Available Gain Design
Understanding Available Gain Design
In any two-port amplifier, the noise figure depends primarily on the source impedance presented to the transistor's input. The transistor's noise parameters (Fmin, Rn, Γopt) define how noise figure varies with source impedance: minimum noise figure Fmin occurs when ΓS = Γopt, and noise increases as ΓS moves away from Γopt. The available gain design method takes advantage of this by selecting the source impedance for noise performance, then accepting whatever gain results from that choice and recovering output power through conjugate matching.
The design flow proceeds in four steps: (1) Plot noise circles and available gain circles on the source (ΓS) Smith chart. (2) Choose ΓS at or near Γopt for minimum noise, noting the corresponding available gain. (3) Calculate the output reflection coefficient Γout that results from the chosen ΓS. (4) Design the output matching network to present ΓL = Γout* (conjugate match) to extract maximum power.
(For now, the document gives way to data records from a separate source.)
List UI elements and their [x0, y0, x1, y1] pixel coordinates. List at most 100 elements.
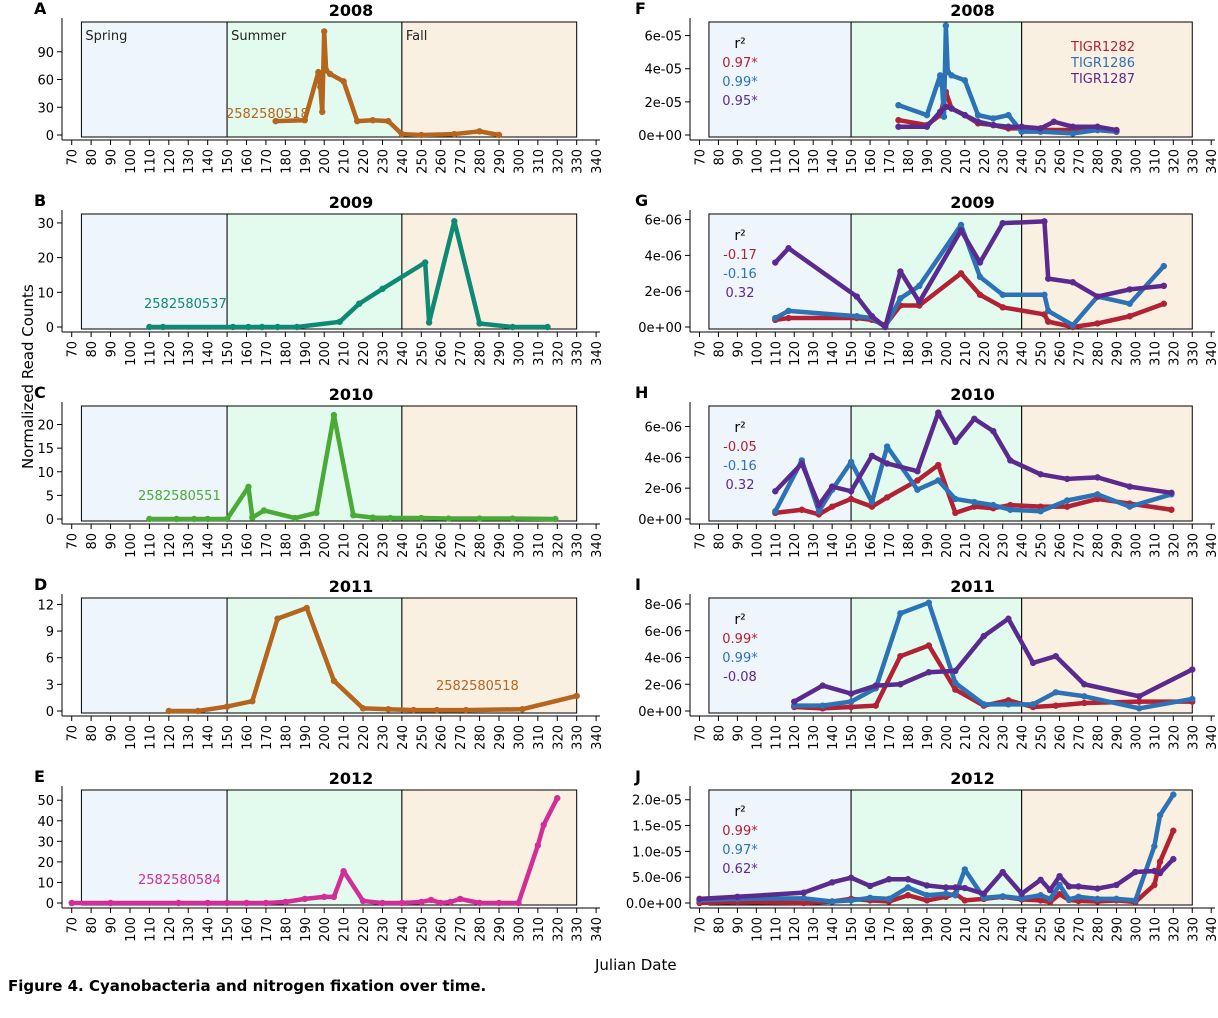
x-tick-label: 250 [415, 533, 430, 558]
data-point [1156, 812, 1164, 819]
data-point [980, 890, 987, 897]
data-point [369, 514, 376, 521]
x-tick-label: 210 [338, 917, 353, 942]
data-point [1052, 689, 1059, 696]
data-point [319, 108, 326, 116]
x-tick-label: 120 [163, 917, 178, 942]
data-point [1069, 130, 1077, 137]
x-tick-label: 190 [921, 533, 936, 558]
x-tick-label: 300 [512, 341, 527, 366]
season-label-fall: Fall [406, 29, 427, 44]
data-point [451, 130, 458, 138]
data-point [476, 515, 483, 522]
x-tick-label: 90 [105, 917, 120, 934]
y-tick-label: 4e-06 [644, 451, 682, 466]
x-tick-label: 230 [376, 533, 391, 558]
data-point [1132, 868, 1139, 876]
data-point [1050, 118, 1058, 125]
data-point [1081, 699, 1088, 707]
data-point [847, 458, 855, 466]
data-point [974, 118, 982, 125]
x-tick-label: 240 [1016, 341, 1031, 366]
panel-title: 2008 [950, 1, 995, 20]
x-tick-label: 90 [731, 341, 746, 358]
data-point [554, 794, 561, 802]
x-tick-label: 170 [883, 149, 898, 174]
x-tick-label: 200 [940, 149, 955, 174]
data-point [303, 604, 310, 612]
data-point [173, 515, 180, 523]
x-tick-label: 80 [85, 917, 100, 934]
season-spring [708, 597, 852, 714]
panel-A: Spring Summer Fall 70 80 90 100 110 120 130 140 150… [34, 0, 605, 174]
data-point [847, 897, 855, 904]
panel-title: 2012 [950, 769, 995, 788]
data-point [433, 706, 441, 714]
data-point [990, 427, 997, 435]
x-tick-label: 320 [1167, 149, 1182, 174]
y-tick-label: 0 [46, 321, 54, 336]
data-point [883, 460, 891, 467]
x-tick-label: 280 [474, 917, 489, 942]
data-point [1189, 666, 1196, 673]
data-point [1037, 892, 1044, 899]
x-tick-label: 210 [338, 533, 353, 558]
panel-letter: A [34, 0, 47, 18]
data-point [999, 291, 1006, 298]
data-point [772, 259, 779, 266]
data-point [534, 842, 542, 849]
data-point [223, 515, 231, 523]
x-tick-label: 180 [902, 917, 917, 942]
y-tick-label: 30 [37, 101, 54, 116]
data-point [1018, 895, 1025, 902]
x-tick-label: 140 [202, 533, 217, 558]
x-tick-label: 290 [1110, 149, 1125, 174]
panel-title: 2011 [329, 577, 374, 596]
series-line-TIGR1287 [697, 856, 1176, 902]
x-tick-label: 270 [1073, 725, 1088, 750]
data-point [379, 285, 386, 293]
x-tick-label: 140 [202, 341, 217, 366]
x-tick-label: 250 [1035, 149, 1050, 174]
data-point [815, 508, 823, 515]
data-point [847, 874, 855, 881]
x-tick-label: 300 [1129, 917, 1144, 942]
r2-header: r² [734, 612, 745, 628]
data-point [1081, 681, 1088, 688]
x-tick-label: 200 [318, 149, 333, 174]
data-point [350, 512, 357, 519]
r2-value-TIGR1282: 0.99* [722, 824, 758, 839]
x-tick-label: 200 [940, 917, 955, 942]
x-tick-label: 330 [1186, 341, 1201, 366]
data-point [936, 72, 944, 79]
x-tick-label: 190 [299, 725, 314, 750]
x-tick-label: 220 [357, 149, 372, 174]
x-tick-label: 220 [978, 725, 993, 750]
data-point [1018, 890, 1025, 897]
series-line-2582580537 [147, 218, 550, 330]
data-point [942, 103, 950, 111]
x-tick-label: 310 [532, 725, 547, 750]
r2-value-TIGR1287: 0.32 [726, 478, 755, 493]
x-tick-label: 320 [551, 341, 566, 366]
x-tick-label: 280 [474, 149, 489, 174]
data-point [976, 259, 984, 266]
data-point [1126, 483, 1133, 490]
data-point [1094, 320, 1101, 327]
data-point [509, 323, 516, 331]
x-tick-label: 110 [769, 917, 784, 942]
data-point [243, 899, 250, 907]
x-tick-label: 290 [493, 341, 508, 366]
x-tick-label: 250 [1035, 725, 1050, 750]
x-tick-label: 260 [1054, 725, 1069, 750]
x-tick-label: 100 [750, 149, 765, 174]
x-tick-label: 250 [415, 149, 430, 174]
x-tick-label: 230 [376, 149, 391, 174]
y-tick-label: 10 [37, 466, 54, 481]
x-tick-label: 160 [864, 341, 879, 366]
x-tick-label: 90 [105, 533, 120, 550]
x-tick-label: 110 [143, 725, 158, 750]
x-tick-label: 210 [959, 533, 974, 558]
y-tick-label: 1.5e-05 [632, 820, 682, 835]
x-tick-label: 190 [299, 149, 314, 174]
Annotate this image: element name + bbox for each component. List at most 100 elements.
The resulting amplifier achieves minimum noise figure with the maximum gain possible for that noise condition.
Available Gain Design Equations
GA = (1 − |ΓS|²) × |S21|² / (|1 − S11ΓS|² × (1 − |Γout|²))
Output Reflection Coefficient:
Γout = S22 + S12S21ΓS / (1 − S11ΓS)
Noise Figure vs. Source Impedance:
F = Fmin + (4Rn/Z0) × |ΓS − Γopt|² / ((1 − |ΓS|²) × |1 + Γopt|²)
Output Conjugate Match:
ΓL = Γout* (for maximum power transfer from output)
Available Gain vs. Operating Gain Design
| Aspect | Available Gain Design | Operating Gain Design |
|---|---|---|
| First Choice | Source impedance (ΓS) | Load impedance (ΓL) |
| Optimizes | Noise figure | Output power / linearity |
| Second Match | Output conjugate matched | Input conjugate matched |
| Smith Chart | Noise + gain circles in ΓS plane | Gain + power circles in ΓL plane |
| Best For | LNA, receiver front-end | PA, driver amplifier |
| Gain Sacrifice | 1-3 dB below MAG typically | None (gain maximized) |
Frequently Asked Questions
How does available gain design differ from operating gain design?
Available gain design selects the source impedance first (for noise), then conjugate-matches the output. Operating gain design selects the load first (for power/linearity), then conjugate-matches the input. Available gain is natural for LNA design where noise figure is set by the source. Operating gain is preferred for PAs where load impedance determines output power and efficiency.
What are noise circles and how are they used?
Noise circles are contours of constant noise figure on the Smith chart in the ΓS plane. The minimum noise figure point Γopt is at the center. Larger circles represent higher noise figures. Overlaying noise circles with available gain circles lets the designer visualize the noise-gain trade-off and select a source impedance that achieves an acceptable compromise between minimum noise and maximum gain.
Why can't you achieve maximum gain and minimum noise figure simultaneously?
Maximum gain requires ΓS = S11* (conjugate match). Minimum noise requires ΓS = Γopt. In general these are different impedances, so you must choose: noise-optimal source impedance with reduced gain (available gain design for LNAs), or gain-optimal source with higher noise (for driver stages where noise is not the priority).